Fireworks are supposed to delight with their bright colors and loud bangs. But the one that injured Derrick Darnell Underwood may be enough to push his family into desperate times.
On July 2, during a weekend of holiday revelry, Derrick stood amid a crowd at Central Park Village, a public housing complex near Ybor City.
It's unclear how the firecracker got into his pocket, but Derrick says he looked down at his leg and saw smoke coming from his pants.
Bright sparks jumped from the bottom of his jeans, he recalls. The explosion was powerful enough to blow a hole in his pocket. He ran to his sister Tynesia Clark's apartment on India Street and shouted for her to call 911, he says.
He stripped off the pants. By then, his skin had been scorched badly from the firecracker, and he was hospitalized with second- and third-degree burns over 10 percent of his body, said Tampa Fire Rescue officials.
He has been released from Tampa General Hospital, but the healing process has just begun, his leg swathed in thick bandages that stretch from his groin nearly to his ankle.

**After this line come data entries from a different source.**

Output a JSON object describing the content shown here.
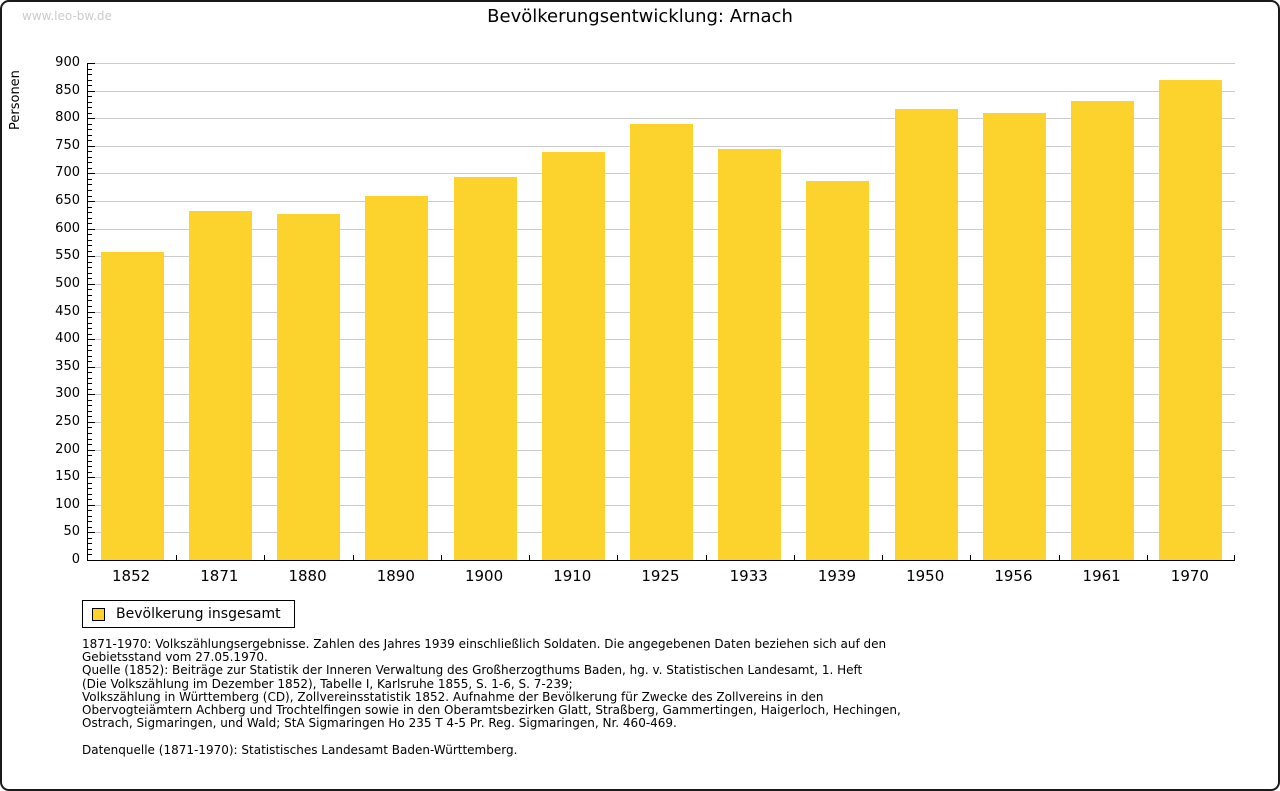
{
  "watermark": "www.leo-bw.de",
  "title": "Bevölkerungsentwicklung: Arnach",
  "chart_data": {
    "type": "bar",
    "title": "Bevölkerungsentwicklung: Arnach",
    "ylabel": "Personen",
    "xlabel": "",
    "categories": [
      "1852",
      "1871",
      "1880",
      "1890",
      "1900",
      "1910",
      "1925",
      "1933",
      "1939",
      "1950",
      "1956",
      "1961",
      "1970"
    ],
    "values": [
      557,
      632,
      627,
      660,
      693,
      739,
      789,
      745,
      686,
      816,
      809,
      832,
      870
    ],
    "ylim": [
      0,
      900
    ],
    "ytick_step": 50,
    "ytick_minor": 10,
    "grid": "horizontal",
    "bar_color": "#FCD32D",
    "grid_color": "#CCCCCC",
    "legend_position": "bottom-left"
  },
  "legend": {
    "items": [
      {
        "label": "Bevölkerung insgesamt",
        "color": "#FCD32D"
      }
    ]
  },
  "footnotes": {
    "lines": [
      "1871-1970: Volkszählungsergebnisse. Zahlen des Jahres 1939 einschließlich Soldaten. Die angegebenen Daten beziehen sich auf den",
      "Gebietsstand vom 27.05.1970.",
      "Quelle (1852): Beiträge zur Statistik der Inneren Verwaltung des Großherzogthums Baden, hg. v. Statistischen Landesamt, 1. Heft",
      "(Die Volkszählung im Dezember 1852), Tabelle I, Karlsruhe 1855, S. 1-6, S. 7-239;",
      "Volkszählung in Württemberg (CD), Zollvereinsstatistik 1852. Aufnahme der Bevölkerung für Zwecke des Zollvereins in den",
      "Obervogteiämtern Achberg und Trochtelfingen sowie in den Oberamtsbezirken Glatt, Straßberg, Gammertingen, Haigerloch, Hechingen,",
      "Ostrach, Sigmaringen, und Wald; StA Sigmaringen Ho 235 T 4-5 Pr. Reg. Sigmaringen, Nr. 460-469."
    ],
    "data_source": "Datenquelle (1871-1970): Statistisches Landesamt Baden-Württemberg."
  }
}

Derrick told fire crews that someone must have slipped the lit firecracker down his pants. The Fire Marshal's Office is investigating the incident, according to Assistant Fire Marshal Jeff Brown. Brown said it was illegal for anyone to be shooting off such fireworks in the city.
While investigators sort it out, Derrick's family is left to deal with his injury.
Derrick, a sophomore at Blake High School, is one of Pierce's six children. Two are grown and no longer living at home, but Pierce is still raising four kids, plus a niece and two grandchildren, she says.
One of those grandchildren is Derrick's 1-month-old son, Derrick Darnell Underwood Jr.
Since Derrick's release from the hospital, Pierce's insurance has helped pay for twice-weekly visits from a nurse, she says. But Derrick may need skin grafts to replace the skin missing from his burned leg, she says. The family is scheduled to meet with doctors this week.
The teen, who loves playing football with friends, spends his days lying on the couch, watching music videos and movies. Crutches sit by his side, and doctors told him it will be six months to a year before he can walk on his own, his mother says.
Derrick had hoped to get a job at a movie theater before school starts to make money to help out, but he can't do that now, he says.
The family recently rented the house, a white home with green trim on Columbus Drive in east Tampa, and it's spacious enough for everyone, Pierce says. There's little furniture, though, and they might have to move if medical bills keep piling up, especially with no money coming in, Pierce says.
As she talks, she turns away from her son, her eyes teary, her brow narrowed with worry.